Cramer tweeted early Tuesday: “Historically today is the day the Santa Claus rally starts. It worked even during 2007-2009. So it is hard to doubt.”
Later on “Squawk Box,” Cramer said, “If you bought today and you just held on even for six days, you made money almost every single year.” He added, “It is a short-term trade, although you then start getting into positive seasonality in January.”
January has been a historically strong month for the stock market, informing the old Wall Street adage, “as goes January, so goes the year.” However, the S&P 500‘s 1.1% decline in January 2021 did not dictate the year. Santa Claus rally or not, this year is poised for stellar gains, barring any huge declines. For all of 2021, as of Tuesday morning, the Dow Jones Industrial Average was up 15.3%; the S&P 500 gained 22.4% and the Nasdaq Composite was up 17%.
U.S. stocks on Tuesday were rebounding in a rally that would break a three-session losing streak. “What’s interesting is that we’ve had this downturn and the Santa Claus rally would dictate that the downturn is now over,” Cramer said. For the month of December, the Dow is up 2.4%; the S&P 500 is up 0.7%; and the Nasdaq is down 2.8%.

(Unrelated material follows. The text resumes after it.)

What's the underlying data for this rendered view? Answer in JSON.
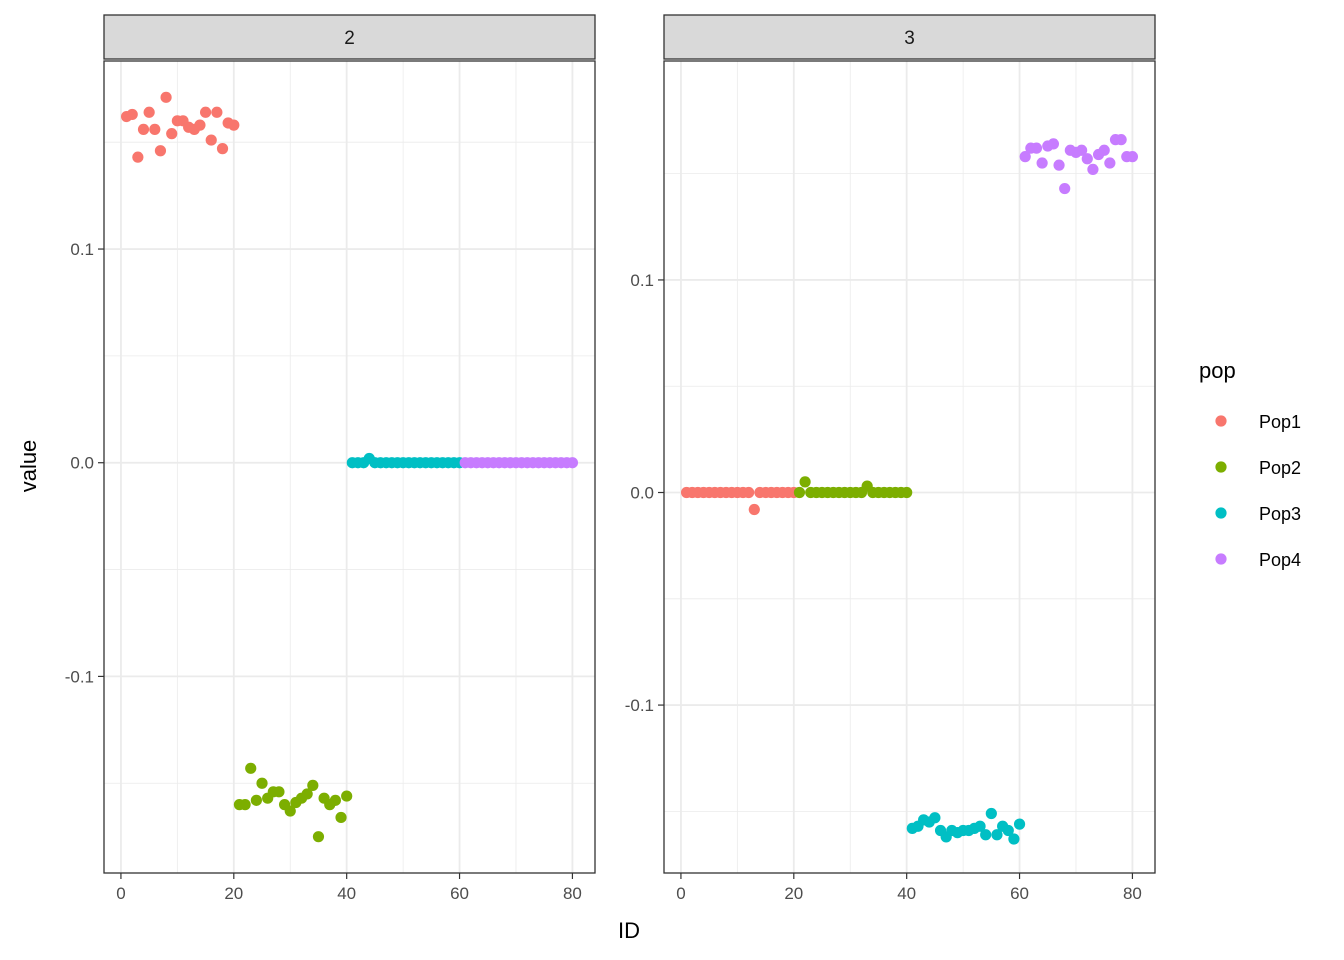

It’s worth noting that there’s debate on Wall Street on the exact date the Santa Claus rally traditionally starts. According to the Stock Trader’s Almanac, it technically takes place over the last five trading days of December and the first two sessions of January. Santa no-shows on Wall Street tend to precede rough periods for stocks. The Stock Trader’s Almanac discovered this trend in 1972.